Three months ago, if your company didn't already have a clear work-from-home policy in place, expressing a desire to do so on a regular basis -- even if you held a job that could easily and effectively be done from anywhere with just a laptop and access to the internet -- would likely not have been met favourably.
Then we started hearing about COVID-19, aka the coronavirus.
And then we started hearing a lot about it. In fact, it was tough to pick up a newspaper or turn on the news and not hear about it.
People started getting worried. So companies (wisely) began putting measures in place to reduce the spread of the virus. Conferences were cancelled. Work-travel was restricted.

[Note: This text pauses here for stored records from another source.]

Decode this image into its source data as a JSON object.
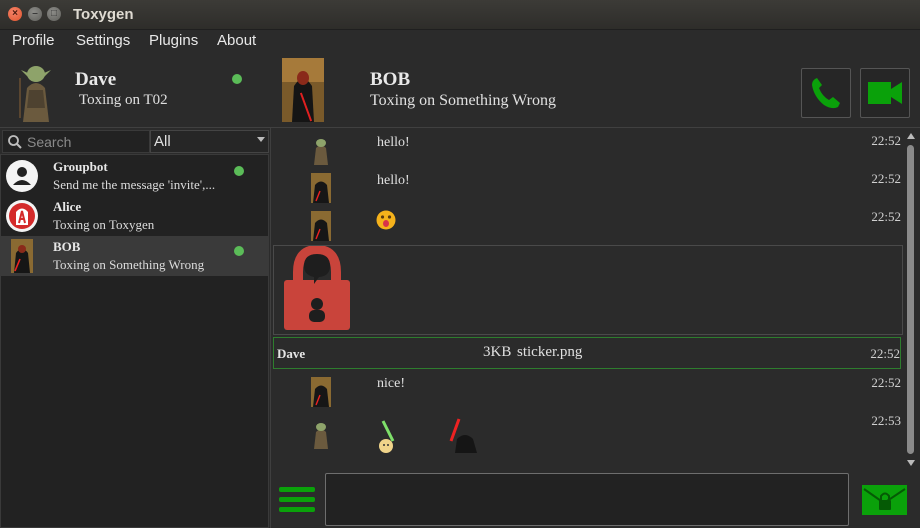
{
  "window": {
    "title": "Toxygen"
  },
  "menu": [
    "Profile",
    "Settings",
    "Plugins",
    "About"
  ],
  "profile": {
    "name": "Dave",
    "status": "Toxing on T02",
    "online": true
  },
  "contact": {
    "name": "BOB",
    "status": "Toxing on Something Wrong"
  },
  "search": {
    "placeholder": "Search",
    "value": ""
  },
  "filter": {
    "selected": "All"
  },
  "friends": [
    {
      "name": "Groupbot",
      "status": "Send me the message 'invite',...",
      "online": true,
      "avatar": "default-user-icon"
    },
    {
      "name": "Alice",
      "status": "Toxing on Toxygen",
      "online": false,
      "avatar": "alice-avatar"
    },
    {
      "name": "BOB",
      "status": "Toxing on Something Wrong",
      "online": true,
      "avatar": "vader-avatar",
      "selected": true
    }
  ],
  "messages": [
    {
      "sender": "Dave",
      "text": "hello!",
      "time": "22:52"
    },
    {
      "sender": "BOB",
      "text": "hello!",
      "time": "22:52"
    },
    {
      "sender": "BOB",
      "text": "",
      "emoji": "tongue-emoji",
      "time": "22:52"
    },
    {
      "sticker": "padlock-sticker"
    },
    {
      "file": {
        "sender": "Dave",
        "size": "3KB",
        "name": "sticker.png",
        "time": "22:52"
      }
    },
    {
      "sender": "BOB",
      "text": "nice!",
      "time": "22:52"
    },
    {
      "sender": "Dave",
      "text": "",
      "stickers": [
        "lightsaber-green",
        "lightsaber-red"
      ],
      "time": "22:53"
    }
  ],
  "colors": {
    "accent": "#0aa10a",
    "online": "#5bbc58",
    "sticker_lock": "#c9443b"
  }
}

And companies who had previously "strongly encouraged" employees to always work from the office began developing work-from-home guidelines and encouraging those who could* work remotely to do so.
So for many organizations, working-from-home was an undesirable policy they couldn't or wouldn't entertain... until it became a smart precautionary measure, at which point they figured out a way to make it work.
Necessity is the mother of invention, right?
But in a knowledge economy, it's pretty obvious that people often don't need to be in the same physical space to be productive contributors to the organization... isn't it? Perhaps we should ask ourselves why it took the scare of a global pandemic for some otherwise smart companies to realize the nature of some work -- and how we are able to complete it -- has changed over the last two decades.
At some point, COVID-19 will be behind us.
And when it is, I hope companies will realize the measures they put in place out of fear could work just as well in the absence of it.
Until then, wash your hands, people.
* I freely acknowledge not every job can be completed offsite. Furthermore, I realize that unfortunately, epidemics like COVID-19 disproportionately impact the economically-disadvantaged among us who are more likely to work jobs that require one to be physically present; think restaurant servers, retail staff, and assembly-line workers, to name but a few examples.